Moscou a beau avoir ordonné une trêve de 32 heures à l'occasion de Pâques orthodoxe, les frappes russes par drones se sont poursuivies en Ukraine ce week-end. Un officier ukrainien de la 148e Brigade d'artillerie indépendante a confirmé à l'Associated Press que « le cessez-le-feu n'est pas respecté par le côté russe ». Dans le secteur où opère son unité, à la jonction des régions de Donetsk, Dnipropetrovsk et Zaporijjia, les hostilités par drone se sont intensifiées malgré la pause annoncée dans les tirs d'artillerie.

Le président ukrainien Volodymyr Zelensky avait pourtant salué cette initiative, y voyant une chance de relancer les discussions pour la paix. « Pâques doit être un temps de silence et de sécurité. Un cessez-le-feu à Pâques pourrait aussi marquer le début d'un vrai mouvement vers la paix », avait-il écrit en ligne. Mais le chef de l'État a rapidement tempéré son optimisme : « Nous savons tous avec qui nous traitons. L'Ukraine respectera le cessez-le-feu, mais répondra avec la même fermeté aux violations.

L'espoir de paix éclipsé par la réalité des bombes

Les conséquences de cette trêve bafouée se sont matérialisées dans le sang. À Odessa, une frappe nocturne de drones russes a coûté la vie à au moins deux civils et blessé deux autres, touchant des bâtiments résidentiels et une école maternelle. À Kherson, un trolleybus public a été frappé moins d'une heure avant l'entrée en vigueur du cessez-le-feu, faisant un mort. Selon l'armée de l'air ukrainienne, Moscou a lancé 160 drones dans la nuit, dont 133 ont été abattus. Moscou, de son côté, affirme avoir intercepté 99 drones ukrainiens au-dessus de son territoire et de la Crimée occupée.

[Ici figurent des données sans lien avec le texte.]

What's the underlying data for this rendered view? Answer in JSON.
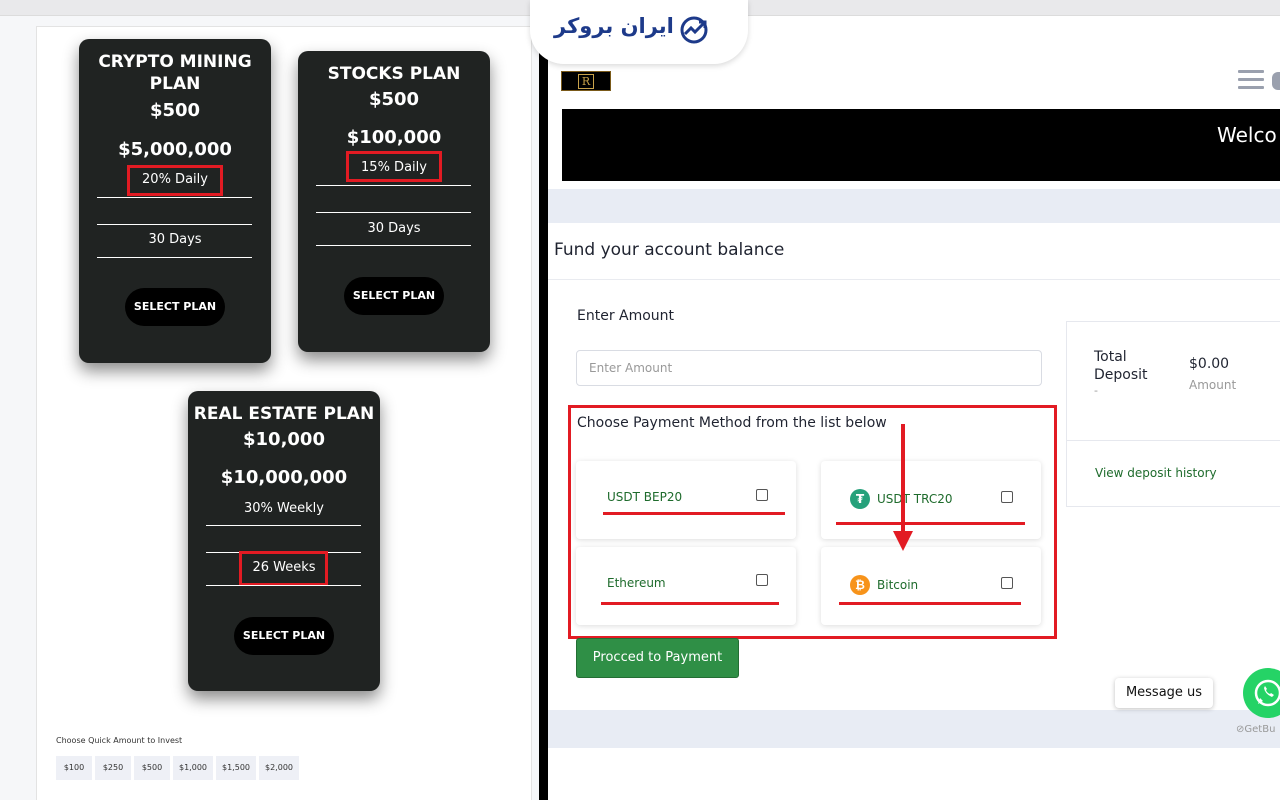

Ces violences ont contrasté avec un rare moment d'apaisement humanitaire : un échange de prisonniers samedi a permis la libération de 175 soldats russes et de sept civils ukrainiens. Le président Zelensky a salué ce geste, précisant que la plupart des soldats libérés étaient détenus depuis 2022. Les retrouvailles émouvantes ont eu lieu en Ukraine, où des familles, agitant des drapeaux bleu et jaune, attendaient leurs proches parmi les 175 rapatriés. Certains ont même été accueillis par des portraits de soldats toujours portés disparus, dans l'espoir d'obtenir des nouvelles.

Les négociations dans l'impasse malgré les gestes humanitaires

La libération des prisonniers, bien que significative, ne masque pas l'échec des pourparlers de paix. Les discussions, menées sous l'égide des États-Unis, n'ont abouti à aucun progrès concret depuis le début de l'invasion il y a cinq ans. Le Kremlin, par la voix de son porte-parole Dmitri Peskov, a présenté la trêve comme un « geste humanitaire », tout en réaffirmant ses exigences intransigeantes pour un règlement global – une position qui reste le principal obstacle à un accord. Pendant ce temps, l'Ukraine continue de subir les conséquences d'une guerre qui, malgré les appels au calme, ne montre aucun signe d'essoufflement.